I’m now worried that:
A. She’s not eating enough solid food and its because she’s filling up on milk at night (how much is enough?)
B. I’m damaging her mental health by having her rear-facing in the car and crying sometimes, and taking her to childcare 3 days (which she loves btw but is more clingy to me the other days)
Its sounds as though you have a well- meaning nurse and it is great that she considers babies mental and emotional health, but it also sounds as though you are very aware and sensitive to your baby’s needs so you really don’t need to worry that you are causing harm to your little one.
You say she ‘sometimes’ cries in the car – I doubt you have her in the car for long periods. Occasionally we get things a bit out of ‘sync’ with babies, then we comfort them – this is actually called ‘rupture and repair’ by the experts. It is not all the time, it’s not deliberate and it’s not constant. It’s ok. Sometimes we do have to get in the car or peel the last potato (or it all goes to crap), but it’s not something we do lots and we comfort the baby reasonably quickly. Perhaps you could play some music your baby enjoys in the car, perhaps hang some toys where she can see/play with them and try to make car trips fairly short when you are on your own. If you have somebody else driving, sit in the back with her. When she is safely big enough, turn the car seat around or if you do need to travel in the car frequently and she is very upset, it would be worth looking at alternative car seat options.
Perhaps your baby is naturally clingy – some babies are ‘velcro babies’. Yes it can be stressful for babies to be separated from you but co-sleeping is the ‘fix it’ if you have been separated during the day.

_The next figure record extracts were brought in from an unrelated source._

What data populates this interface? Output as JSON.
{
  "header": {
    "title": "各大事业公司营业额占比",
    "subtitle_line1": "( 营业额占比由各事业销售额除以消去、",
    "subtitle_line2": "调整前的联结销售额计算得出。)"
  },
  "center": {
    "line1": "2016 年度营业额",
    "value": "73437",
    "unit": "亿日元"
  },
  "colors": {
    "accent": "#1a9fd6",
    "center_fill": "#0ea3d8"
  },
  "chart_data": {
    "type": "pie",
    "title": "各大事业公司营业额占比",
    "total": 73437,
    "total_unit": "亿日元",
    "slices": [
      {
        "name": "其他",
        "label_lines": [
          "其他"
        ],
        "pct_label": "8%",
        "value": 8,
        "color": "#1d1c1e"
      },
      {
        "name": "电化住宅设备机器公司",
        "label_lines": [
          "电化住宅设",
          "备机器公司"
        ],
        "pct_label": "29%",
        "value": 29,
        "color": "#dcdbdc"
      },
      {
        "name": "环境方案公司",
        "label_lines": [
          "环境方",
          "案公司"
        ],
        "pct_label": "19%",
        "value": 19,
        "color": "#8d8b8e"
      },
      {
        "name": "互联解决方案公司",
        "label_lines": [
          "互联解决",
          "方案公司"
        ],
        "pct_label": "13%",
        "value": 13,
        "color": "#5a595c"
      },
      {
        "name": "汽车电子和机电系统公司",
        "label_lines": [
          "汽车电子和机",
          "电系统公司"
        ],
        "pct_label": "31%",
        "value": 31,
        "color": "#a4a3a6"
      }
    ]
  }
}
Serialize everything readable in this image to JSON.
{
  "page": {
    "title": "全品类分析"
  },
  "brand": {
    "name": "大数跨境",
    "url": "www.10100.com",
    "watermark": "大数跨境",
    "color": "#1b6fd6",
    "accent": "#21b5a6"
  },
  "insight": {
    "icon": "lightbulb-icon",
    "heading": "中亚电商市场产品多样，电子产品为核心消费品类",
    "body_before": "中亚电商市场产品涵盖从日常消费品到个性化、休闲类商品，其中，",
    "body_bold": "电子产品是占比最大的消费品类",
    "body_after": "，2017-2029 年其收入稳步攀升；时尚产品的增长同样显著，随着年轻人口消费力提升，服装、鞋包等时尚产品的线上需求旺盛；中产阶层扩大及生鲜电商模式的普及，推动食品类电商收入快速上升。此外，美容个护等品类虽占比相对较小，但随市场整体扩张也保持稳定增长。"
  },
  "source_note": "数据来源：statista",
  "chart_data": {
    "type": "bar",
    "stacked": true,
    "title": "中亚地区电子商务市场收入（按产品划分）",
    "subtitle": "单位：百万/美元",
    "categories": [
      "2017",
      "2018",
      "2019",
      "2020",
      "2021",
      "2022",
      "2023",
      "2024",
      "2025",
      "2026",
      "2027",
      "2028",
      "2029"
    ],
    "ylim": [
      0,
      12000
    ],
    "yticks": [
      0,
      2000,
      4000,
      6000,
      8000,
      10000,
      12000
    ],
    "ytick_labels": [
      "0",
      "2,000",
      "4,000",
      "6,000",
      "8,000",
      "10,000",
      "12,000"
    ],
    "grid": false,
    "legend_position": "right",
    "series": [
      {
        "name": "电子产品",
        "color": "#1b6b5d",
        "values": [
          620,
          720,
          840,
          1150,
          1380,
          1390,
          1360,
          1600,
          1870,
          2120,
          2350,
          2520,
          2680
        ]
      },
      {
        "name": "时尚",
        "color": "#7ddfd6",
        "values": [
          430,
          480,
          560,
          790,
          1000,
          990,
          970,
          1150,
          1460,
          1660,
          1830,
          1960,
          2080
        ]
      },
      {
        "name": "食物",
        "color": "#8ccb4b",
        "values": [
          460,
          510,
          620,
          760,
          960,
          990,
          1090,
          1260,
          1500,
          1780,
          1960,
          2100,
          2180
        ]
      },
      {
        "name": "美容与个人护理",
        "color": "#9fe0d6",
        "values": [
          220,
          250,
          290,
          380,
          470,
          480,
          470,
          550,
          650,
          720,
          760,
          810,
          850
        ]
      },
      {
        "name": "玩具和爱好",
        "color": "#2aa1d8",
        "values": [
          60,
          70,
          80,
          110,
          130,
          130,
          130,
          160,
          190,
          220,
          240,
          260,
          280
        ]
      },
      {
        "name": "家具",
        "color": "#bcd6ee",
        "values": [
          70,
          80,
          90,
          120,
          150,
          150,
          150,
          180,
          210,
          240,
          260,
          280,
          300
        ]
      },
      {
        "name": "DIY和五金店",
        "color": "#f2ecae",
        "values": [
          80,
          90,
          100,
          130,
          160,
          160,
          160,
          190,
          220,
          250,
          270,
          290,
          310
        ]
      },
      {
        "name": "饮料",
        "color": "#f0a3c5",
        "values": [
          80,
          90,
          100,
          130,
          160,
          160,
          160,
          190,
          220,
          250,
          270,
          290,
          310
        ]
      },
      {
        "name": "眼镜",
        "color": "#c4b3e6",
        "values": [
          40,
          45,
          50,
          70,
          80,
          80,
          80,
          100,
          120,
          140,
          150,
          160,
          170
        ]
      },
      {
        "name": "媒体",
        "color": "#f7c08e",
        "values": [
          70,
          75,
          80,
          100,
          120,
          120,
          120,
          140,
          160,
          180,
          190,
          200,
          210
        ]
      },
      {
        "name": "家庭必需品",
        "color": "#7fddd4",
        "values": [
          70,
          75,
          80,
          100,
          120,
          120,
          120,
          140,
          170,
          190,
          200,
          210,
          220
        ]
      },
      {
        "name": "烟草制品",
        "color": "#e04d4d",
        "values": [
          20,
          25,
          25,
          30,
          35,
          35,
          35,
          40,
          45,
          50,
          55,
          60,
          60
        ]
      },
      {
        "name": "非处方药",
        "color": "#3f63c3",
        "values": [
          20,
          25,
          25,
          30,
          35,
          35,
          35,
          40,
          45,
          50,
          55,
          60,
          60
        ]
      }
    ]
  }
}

During co-sleeping, your baby is releasing oxytocin – which HELPS her brain develop wiring that aids her mental health, encourages bonding and attachment and will reduce cortisol release (which is likely to happen during separation) and encourage the development of cortisol receptors – more cortisol receptors mean a better ability to switch off the stress response throughout life.
Night feeds also encourage good mental health – night time breastmilk is high in tryptophan, a precursor to seratonin, a neurotransmitter that induces calm feelings and happy moods. There are also amino acids in breastmilk that aid the development of seratonin receptors in the gut – recent research shows that most of our seratonin is actually produced in the gut – these receptors are important for future production of seratonin and good mental health. This means your night –time parenting (co-sleeping and breastfeeding) is actually good for your baby’s mental health!
Re night feeds and ‘filling up’ on milk. Breast milk is FOOD! It’s a COMPLETE FOOD! Many babies take time to really eat lots of family foods – how much is enough, according to your nurse? Often people expect babies to have bowlfuls of food, when they may only be ready and happy to taste and experiment – and this is fine. As long as the foods you offer are healthy, your job is to offer food and it’s your baby’s job to choose what and how much to eat.
Please relax – you are doing a great job; you are sensitive and responsive – otherwise you wouldn’t have asked about the car seat issue. When you feel confused by conflicting advice it can help to do a check by asking: Is it safe? Is it respectful? Does it feel right? If anything feels stressful to you or your baby, consider what can we change or tweak? What are our options? Where can we find out more?